By David Jacobs | The Center Square
The Louisiana House of Representatives on Wednesday night put off voting on a $100 million-plus spending bill after members balked at committing money to local projects at the expense of public defense and the state’s unemployment trust fund.
“We did the best we could with what we had,” said House Appropriations Chairman Jerome Zeringue, before giving up and returning the bill to the House calendar for future consideration.
House Bill 39 passed the state House and Senate and emerged Wednesday evening from a conference committee tasked with hashing out differences between the two chambers’ versions. Lawmakers would use federal CARES Act dollars for health care to free up general fund money for other purposes.
The bulk of the money – $85 million – would go toward shoring up the state’s unemployment trust fund, which has been drained during the COVID-19-related economic slowdown. The Louisiana Workforce Commission has borrowed $11 million from the federal government to pay benefits and expects to borrow about $233 million overall.
The conference committee stripped out $15 million for the state’s public defenders, which legislators added early in the process. They planned to allow local defenders to purchase office space so they could redirect money being spent on rent into the costs of representing their clients.
Zeringue said the money was unlikely to make it through the entire appropriations process. While it was not stated publicly during Wednesday’s discussion, Gov. John Bel Edwards’ administration has expressed opposition, saying the public defenders’ project belonged in a capital outlay construction bill instead.

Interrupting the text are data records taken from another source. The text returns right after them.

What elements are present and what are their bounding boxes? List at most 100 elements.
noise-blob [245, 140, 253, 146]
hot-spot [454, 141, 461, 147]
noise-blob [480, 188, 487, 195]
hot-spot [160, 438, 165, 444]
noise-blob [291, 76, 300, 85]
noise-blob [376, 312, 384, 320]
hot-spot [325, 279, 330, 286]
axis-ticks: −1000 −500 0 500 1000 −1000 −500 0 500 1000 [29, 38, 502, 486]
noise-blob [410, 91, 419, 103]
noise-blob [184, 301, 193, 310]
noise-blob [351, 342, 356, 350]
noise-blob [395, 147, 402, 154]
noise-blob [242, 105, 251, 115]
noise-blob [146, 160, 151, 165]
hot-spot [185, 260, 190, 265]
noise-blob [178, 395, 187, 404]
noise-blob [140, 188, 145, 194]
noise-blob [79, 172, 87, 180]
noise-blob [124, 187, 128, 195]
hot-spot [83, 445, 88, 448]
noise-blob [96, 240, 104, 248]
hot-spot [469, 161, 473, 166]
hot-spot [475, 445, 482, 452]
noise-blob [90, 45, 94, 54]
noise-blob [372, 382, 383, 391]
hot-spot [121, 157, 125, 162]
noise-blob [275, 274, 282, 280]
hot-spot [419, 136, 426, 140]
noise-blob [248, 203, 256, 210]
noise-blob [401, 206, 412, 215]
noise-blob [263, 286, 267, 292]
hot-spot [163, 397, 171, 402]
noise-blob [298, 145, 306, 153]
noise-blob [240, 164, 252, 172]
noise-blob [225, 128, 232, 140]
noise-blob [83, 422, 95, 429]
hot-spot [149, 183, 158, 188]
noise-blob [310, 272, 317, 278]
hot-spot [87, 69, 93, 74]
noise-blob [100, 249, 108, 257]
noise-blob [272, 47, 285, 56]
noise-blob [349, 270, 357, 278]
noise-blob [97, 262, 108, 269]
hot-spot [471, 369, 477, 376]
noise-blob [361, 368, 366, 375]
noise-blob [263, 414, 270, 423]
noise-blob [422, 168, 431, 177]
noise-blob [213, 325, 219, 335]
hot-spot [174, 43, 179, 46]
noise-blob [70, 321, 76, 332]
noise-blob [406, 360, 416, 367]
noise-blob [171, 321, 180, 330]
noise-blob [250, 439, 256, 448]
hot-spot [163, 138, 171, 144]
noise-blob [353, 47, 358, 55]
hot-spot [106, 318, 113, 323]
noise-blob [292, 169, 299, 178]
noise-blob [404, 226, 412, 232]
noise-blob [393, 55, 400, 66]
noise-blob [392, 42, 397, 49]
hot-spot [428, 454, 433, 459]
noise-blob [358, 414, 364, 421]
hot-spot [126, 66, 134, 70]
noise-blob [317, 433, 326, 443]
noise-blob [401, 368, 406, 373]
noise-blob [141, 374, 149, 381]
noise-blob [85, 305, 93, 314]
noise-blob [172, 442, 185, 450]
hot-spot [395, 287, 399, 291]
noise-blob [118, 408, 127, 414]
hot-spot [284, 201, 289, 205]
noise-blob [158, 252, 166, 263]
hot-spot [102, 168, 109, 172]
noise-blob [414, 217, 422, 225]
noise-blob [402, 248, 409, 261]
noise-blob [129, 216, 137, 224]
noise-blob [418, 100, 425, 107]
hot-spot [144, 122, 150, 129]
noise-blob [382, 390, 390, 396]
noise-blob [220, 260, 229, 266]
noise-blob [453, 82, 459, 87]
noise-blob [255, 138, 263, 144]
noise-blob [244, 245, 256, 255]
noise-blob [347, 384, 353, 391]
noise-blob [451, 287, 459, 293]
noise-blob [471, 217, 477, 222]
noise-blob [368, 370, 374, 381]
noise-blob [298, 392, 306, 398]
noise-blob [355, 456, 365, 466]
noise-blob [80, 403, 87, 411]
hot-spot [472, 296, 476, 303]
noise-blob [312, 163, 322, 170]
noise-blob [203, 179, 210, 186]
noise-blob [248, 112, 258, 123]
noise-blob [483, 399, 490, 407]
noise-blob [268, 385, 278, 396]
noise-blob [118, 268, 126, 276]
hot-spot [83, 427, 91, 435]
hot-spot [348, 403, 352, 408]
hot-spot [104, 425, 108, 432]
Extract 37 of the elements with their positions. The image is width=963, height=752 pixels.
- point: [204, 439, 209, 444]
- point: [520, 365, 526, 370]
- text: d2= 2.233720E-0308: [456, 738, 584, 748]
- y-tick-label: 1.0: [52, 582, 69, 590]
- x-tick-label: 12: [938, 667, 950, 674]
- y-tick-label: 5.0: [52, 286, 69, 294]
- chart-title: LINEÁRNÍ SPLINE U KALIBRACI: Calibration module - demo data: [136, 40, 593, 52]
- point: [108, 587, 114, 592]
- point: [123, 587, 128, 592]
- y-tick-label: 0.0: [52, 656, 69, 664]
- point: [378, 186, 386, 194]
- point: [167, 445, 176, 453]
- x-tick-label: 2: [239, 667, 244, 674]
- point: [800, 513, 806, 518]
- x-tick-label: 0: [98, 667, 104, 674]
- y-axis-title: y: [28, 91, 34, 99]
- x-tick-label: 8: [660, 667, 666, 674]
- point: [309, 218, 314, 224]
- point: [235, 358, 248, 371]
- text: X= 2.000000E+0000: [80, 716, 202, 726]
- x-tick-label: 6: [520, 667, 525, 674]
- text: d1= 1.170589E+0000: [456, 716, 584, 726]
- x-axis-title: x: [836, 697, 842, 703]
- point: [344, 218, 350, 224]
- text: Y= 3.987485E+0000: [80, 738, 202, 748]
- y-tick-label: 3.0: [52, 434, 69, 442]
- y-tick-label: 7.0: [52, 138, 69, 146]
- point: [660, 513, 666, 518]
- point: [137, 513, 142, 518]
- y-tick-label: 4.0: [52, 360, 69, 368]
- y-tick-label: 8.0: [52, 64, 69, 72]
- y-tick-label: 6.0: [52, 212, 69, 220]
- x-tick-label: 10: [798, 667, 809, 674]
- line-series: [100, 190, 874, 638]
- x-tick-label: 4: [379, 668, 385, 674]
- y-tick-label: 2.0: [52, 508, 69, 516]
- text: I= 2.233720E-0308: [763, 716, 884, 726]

The bill now calls for spending some $18 million on various state and local requests. The long list of allocations, many of which will cost $100,000 or less, include money for fire departments, parks, law enforcement, drainage districts and road repairs.
Several House members, including Democrats and Republicans, balked at spending money with little notice or explanation and pressed Zeringue on the criteria used to approve the items. Zeringue didn’t provide specific reasons, other than the fact that various requests were made and some were approved while others were not.
Republican Rep. Thomas Pressly complained about “special interest projects.” Republican Rep. May DuBuisson said she was “completely baffled.”
“This is not what I thought I came down here to do,” said Democratic Rep. Kenny Cox, referring to the special session.
The current session must end by Oct. 27. If legislators can pass the spending bill far enough ahead of time, they might still be in session to override Edwards’ possible line item vetoes.